Per layer, attention costs $O(n^2 d)$ time, from the $n \times n$ scores and their product with $V$, and the FFN costs $O(n d^2)$. The crossover is at $n \approx d$: short sequences are FFN-bound, long sequences attention-bound, which is why context length is the expensive axis. Naive attention uses $O(n^2)$ activation memory per head, the term FlashAttention removes by tiling and recomputation. At inference the KV cache adds $O(L n d_{kv})$ persistent memory, and each decode step is $O(n d)$ work but bandwidth-bound in practice.

Worked example

Attention preserves the sequence shape, and each token's attention weights form a valid distribution. Three tokens of width four through a two-head layer:

import numpy as np
np.random.seed(0)

X = np.random.randn(3, 4)                    # 3 tokens, model dim 4
Wq, Wk, Wv, Wo = [np.random.randn(4, 4) for _ in range(4)]

out = multi_head_attention(X, Wq, Wk, Wv, Wo, num_heads=2)
print(out.shape)                            # (3, 4)  -- shape in == shape out

_, weights = scaled_dot_product_attention(X, X, X)
print(weights.sum(axis=-1))                 # [1. 1. 1.]  -- each row is a distribution

Follow-up questions

  • Derive why scores are divided by $\sqrt{d_k}$. For zero-mean unit-variance independent $q_i,k_i$, $\operatorname{Var}(q\cdot k)=d_k$; dividing by $\sqrt{d_k}$ normalizes the logit variance to one, preventing softmax saturation and vanishing gradients.
  • Compare MQA, GQA, and MLA. MQA shares one key/value head (smallest cache, some quality loss); GQA uses $g$ groups for a quality/throughput middle ground; MLA caches a low-rank latent of keys and values, shrinking the cache while keeping multi-head expressivity.
  • Why is decode bandwidth-bound but prefill compute-bound?
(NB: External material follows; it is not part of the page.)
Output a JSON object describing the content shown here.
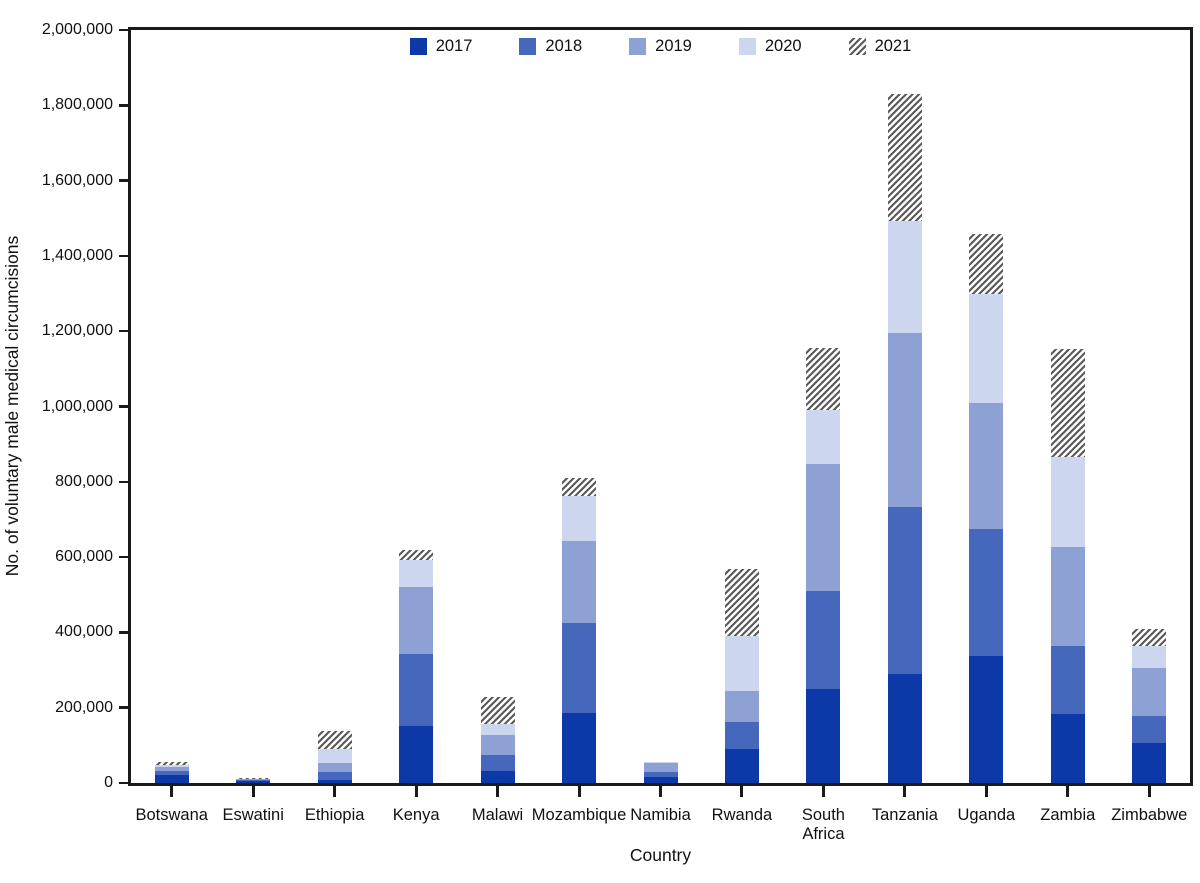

Decode processes one token against cached state, moving many weights and KV bytes per few FLOPs (low arithmetic intensity); prefill runs dense matmuls over the whole prompt.
  • How does FlashAttention avoid $O(n^2)$ memory? It tiles Q, K, V and keeps a running online softmax over blocks, so the full score matrix is never stored; memory drops to $O(n)$ and slow memory traffic falls.
  • What do scaling laws prescribe? Loss falls as a power law in compute, data, and parameters; Chinchilla says scale tokens and parameters together (about 20 tokens per parameter) for a fixed budget.
  • When would you reach past dense attention? For very long context, windowed/sparse attention or a state-space model (Mamba); to grow capacity cheaply, mixture-of-experts routing.

References

  1. Vaswani et al., Attention Is All You Need (2017).
  2. Shazeer, Fast Transformer Decoding (Multi-Query Attention, 2019).
  3. Zhang & Sennrich, Root Mean Square Layer Normalization (RMSNorm, 2019).
  4. Kaplan et al., Scaling Laws for Neural Language Models (2020).
  5. Brown et al., Language Models are Few-Shot Learners (GPT-3, 2020).
  6. Shazeer, GLU Variants Improve Transformer (SwiGLU, 2020).
  7. Beltagy et al., Longformer (2020).
  8. Su et al., RoFormer: Rotary Position Embedding (2021).
  9. Press et al., Train Short, Test Long (ALiBi, 2021).
  10. Fedus et al., Switch Transformers (2021).
  11. Hoffmann et al., Training Compute-Optimal LLMs (Chinchilla, 2022).
  12. Dao et al., FlashAttention (2022).
  13. Touvron et al., LLaMA (2023).
  14. Ainslie et al., GQA: Grouped-Query Attention (2023).
  15. Dao, FlashAttention-2 (2023).
  16. Jiang et al., Mistral 7B (2023).
  17. Gu & Dao, Mamba: Selective State Spaces (2023).
  18. Jiang et al., Mixtral of Experts (2024).
  19. Shah et al., FlashAttention-3 (2024).
  20. DeepSeek-AI, DeepSeek-V3 Technical Report (Multi-head Latent Attention, 2024).